Warum Interdisziplinäre Therapie in der Adipositasbehandlung oft (noch) nicht funktioniert und weshalb sich das ändern muss! Als Adipositaspatient und ShG-Leiter habe ich Sorge vor gewissen Entwicklungen und Tendenzen in der Adipositaschirurgie.

Ein Beitrag von Faris Abu-Naaj

Seit Jahren führe ich gemeinsam mit Roberta Englert und Mihaela Savu jeweils Selbsthilfegruppen in Frankfurt und München.

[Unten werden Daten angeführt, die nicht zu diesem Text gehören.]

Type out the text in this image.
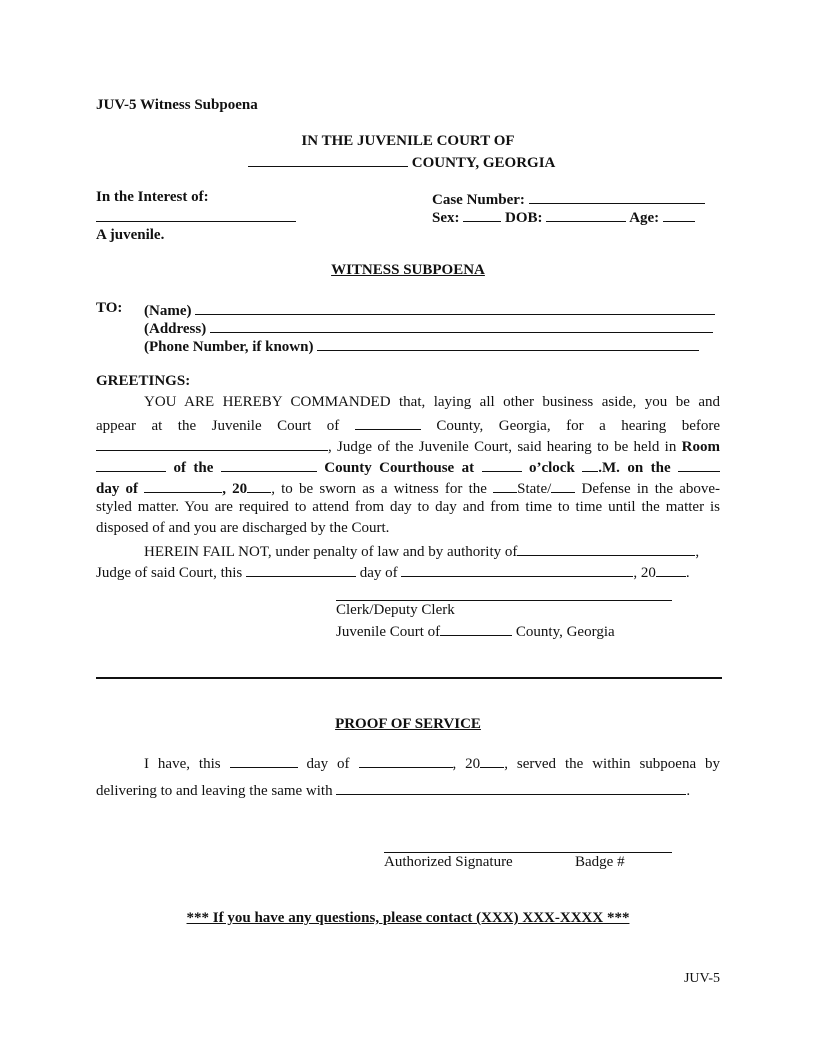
JUV-5 Witness Subpoena
IN THE JUVENILE COURT OF
COUNTY, GEORGIA
In the Interest of:
A juvenile.
Case Number:
Sex:	DOB:	Age:
WITNESS SUBPOENA
TO: (Name)
(Address)
(Phone Number, if known)
GREETINGS:
YOU ARE HEREBY COMMANDED that, laying all other business aside, you be and
appear at the Juvenile Court of	County, Georgia, for a hearing before
, Judge of the Juvenile Court, said hearing to be held in Room
of the	County Courthouse at	o’clock .M. on the
day of	, 20 , to be sworn as a witness for the State/ Defense in the above-
styled matter. You are required to attend from day to day and from time to time until the matter is
disposed of and you are discharged by the Court.
HEREIN FAIL NOT, under penalty of law and by authority of	,
Judge of said Court, this	day of	, 20 .
Clerk/Deputy Clerk
Juvenile Court of	County, Georgia
PROOF OF SERVICE
I have, this	day of	, 20 , served the within subpoena by
delivering to and leaving the same with	.
Authorized Signature	Badge #
*** If you have any questions, please contact (XXX) XXX-XXXX ***
JUV-5
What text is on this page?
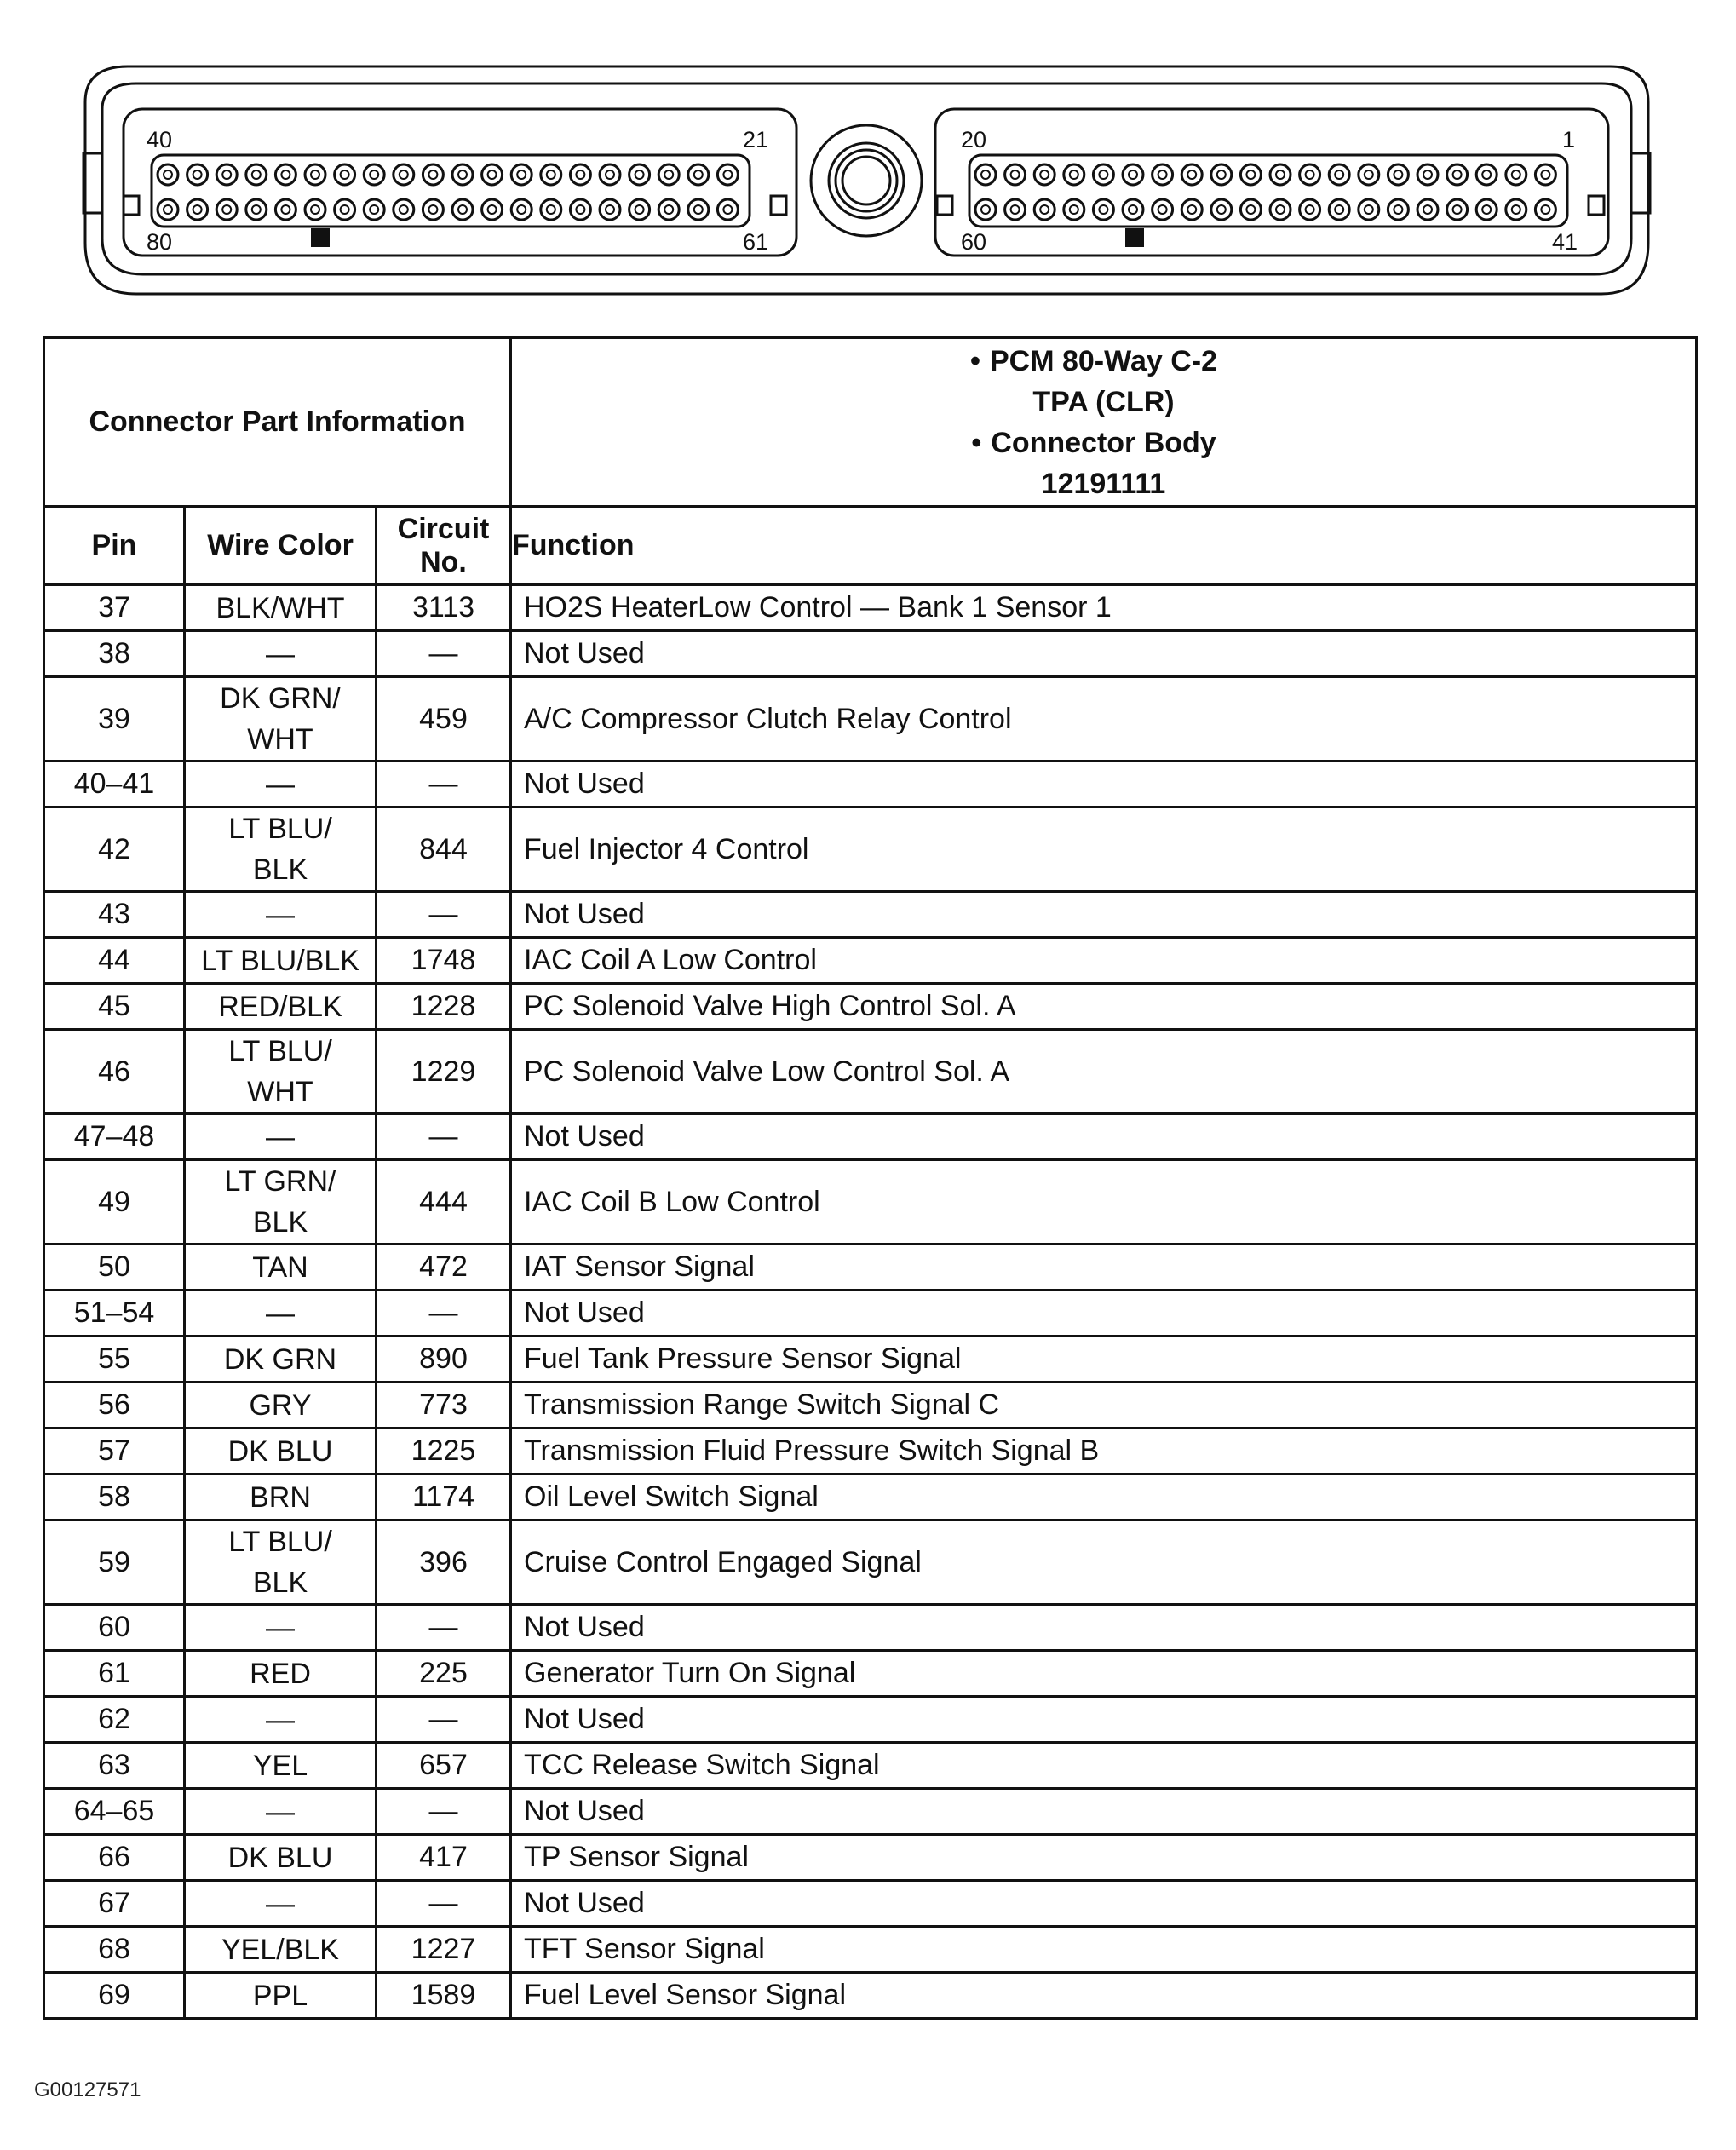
40	21
80	61
20	1
60	41
Connector Part Information			• PCM 80-Way C-2
TPA (CLR)
• Connector Body
12191111

Pin	Wire Color	Circuit
No.	Function
37	BLK/WHT	3113	HO2S HeaterLow Control — Bank 1 Sensor 1
38	—	—	Not Used
39	DK GRN/
WHT	459	A/C Compressor Clutch Relay Control
40–41	—	—	Not Used
42	LT BLU/
BLK	844	Fuel Injector 4 Control
43	—	—	Not Used
44	LT BLU/BLK	1748	IAC Coil A Low Control
45	RED/BLK	1228	PC Solenoid Valve High Control Sol. A
46	LT BLU/
WHT	1229	PC Solenoid Valve Low Control Sol. A
47–48	—	—	Not Used
49	LT GRN/
BLK	444	IAC Coil B Low Control
50	TAN	472	IAT Sensor Signal
51–54	—	—	Not Used
55	DK GRN	890	Fuel Tank Pressure Sensor Signal
56	GRY	773	Transmission Range Switch Signal C
57	DK BLU	1225	Transmission Fluid Pressure Switch Signal B
58	BRN	1174	Oil Level Switch Signal
59	LT BLU/
BLK	396	Cruise Control Engaged Signal
60	—	—	Not Used
61	RED	225	Generator Turn On Signal
62	—	—	Not Used
63	YEL	657	TCC Release Switch Signal
64–65	—	—	Not Used
66	DK BLU	417	TP Sensor Signal
67	—	—	Not Used
68	YEL/BLK	1227	TFT Sensor Signal
69	PPL	1589	Fuel Level Sensor Signal
G00127571
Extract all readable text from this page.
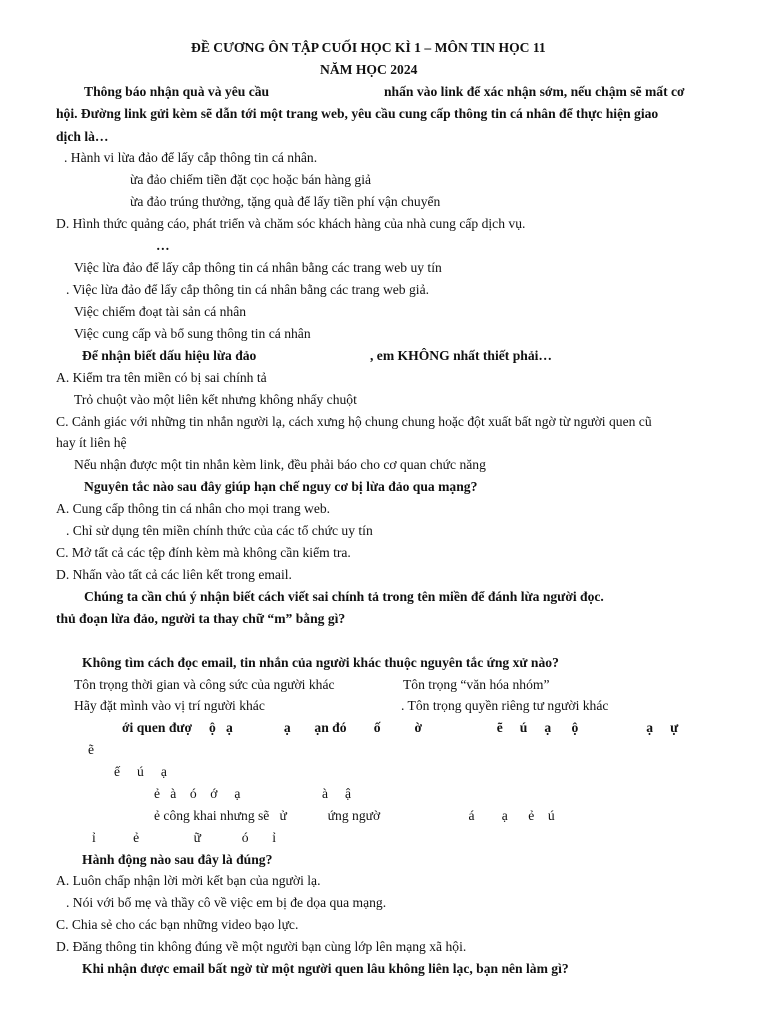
ĐỀ CƯƠNG ÔN TẬP CUỐI HỌC KÌ 1 – MÔN TIN HỌC 11
NĂM HỌC 2024
Thông báo nhận quà và yêu cầu	nhấn vào link để xác nhận sớm, nếu chậm sẽ mất cơ
hội. Đường link gửi kèm sẽ dẫn tới một trang web, yêu cầu cung cấp thông tin cá nhân để thực hiện giao
dịch là…
. Hành vi lừa đảo để lấy cắp thông tin cá nhân.
ừa đảo chiếm tiền đặt cọc hoặc bán hàng giả
ừa đảo trúng thưởng, tặng quà để lấy tiền phí vận chuyển
D. Hình thức quảng cáo, phát triển và chăm sóc khách hàng của nhà cung cấp dịch vụ.
…
Việc lừa đảo để lấy cắp thông tin cá nhân bằng các trang web uy tín
. Việc lừa đảo để lấy cắp thông tin cá nhân bằng các trang web giả.
Việc chiếm đoạt tài sản cá nhân
Việc cung cấp và bổ sung thông tin cá nhân
Để nhận biết dấu hiệu lừa đảo	, em KHÔNG nhất thiết phải…
A. Kiểm tra tên miền có bị sai chính tả
Trỏ chuột vào một liên kết nhưng không nhấy chuột
C. Cảnh giác với những tin nhắn người lạ, cách xưng hộ chung chung hoặc đột xuất bất ngờ từ người quen cũ
hay ít liên hệ
Nếu nhận được một tin nhắn kèm link, đều phải báo cho cơ quan chức năng
Nguyên tắc nào sau đây giúp hạn chế nguy cơ bị lừa đảo qua mạng?
A. Cung cấp thông tin cá nhân cho mọi trang web.
. Chỉ sử dụng tên miền chính thức của các tổ chức uy tín
C. Mở tất cả các tệp đính kèm mà không cần kiểm tra.
D. Nhấn vào tất cả các liên kết trong email.
Chúng ta cần chú ý nhận biết cách viết sai chính tả trong tên miền để đánh lừa người đọc.
thủ đoạn lừa đảo, người ta thay chữ “m” bằng gì?
Không tìm cách đọc email, tin nhắn của người khác thuộc nguyên tắc ứng xử nào?
Tôn trọng thời gian và công sức của người khác	Tôn trọng “văn hóa nhóm”
Hãy đặt mình vào vị trí người khác	. Tôn trọng quyền riêng tư người khác
ới quen đượ     ộ   ạ               ạ       ạn đó        ố          ờ                      ẽ     ú     ạ      ộ                    ạ     ự
ẽ
ế     ú     ạ
ẻ   à    ó    ớ     ạ                        à     ậ
ẻ công khai nhưng sẽ   ử            ứng ngườ                          á        ạ      ẻ    ú
ỉ           ẻ                ữ            ó       ỉ
Hành động nào sau đây là đúng?
A. Luôn chấp nhận lời mời kết bạn của người lạ.
. Nói với bố mẹ và thầy cô về việc em bị đe dọa qua mạng.
C. Chia sẻ cho các bạn những video bạo lực.
D. Đăng thông tin không đúng về một người bạn cùng lớp lên mạng xã hội.
Khi nhận được email bất ngờ từ một người quen lâu không liên lạc, bạn nên làm gì?
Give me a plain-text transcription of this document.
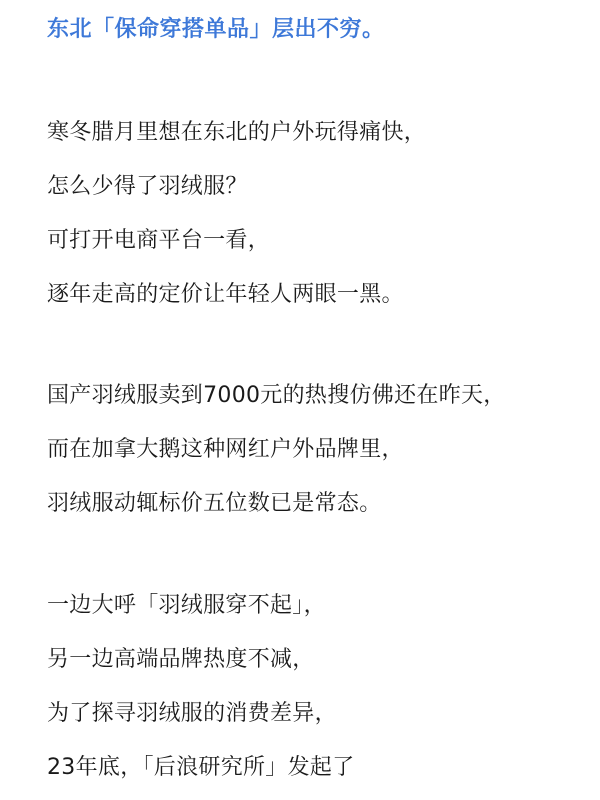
东北「保命穿搭单品」层出不穷。

寒冬腊月里想在东北的户外玩得痛快，
怎么少得了羽绒服？
可打开电商平台一看，
逐年走高的定价让年轻人两眼一黑。

国产羽绒服卖到7000元的热搜仿佛还在昨天，
而在加拿大鹅这种网红户外品牌里，
羽绒服动辄标价五位数已是常态。

一边大呼「羽绒服穿不起」，
另一边高端品牌热度不减，
为了探寻羽绒服的消费差异，
23年底，「后浪研究所」发起了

Ich möchte hier aus Sicht von mir als Patient und Leiter von Adipositas-Selbsthilfegruppen über negative Entwicklungen im Bereich der Adipositaschirurgie sprechen.
Meiner Ansicht nach sollten nicht nur die Sichtweisen von Ärzten, Kassen oder Fachgesellschaften eine Relevanz haben, sondern diese können auch in hohem Maße von den gesammelten Erfahrungen und dem bundesweiten Austausch der Betroffenen profitieren – insbesondere dann, wenn es darum geht, einzelne negative Entwicklungen zu erkennen und zu vermeiden.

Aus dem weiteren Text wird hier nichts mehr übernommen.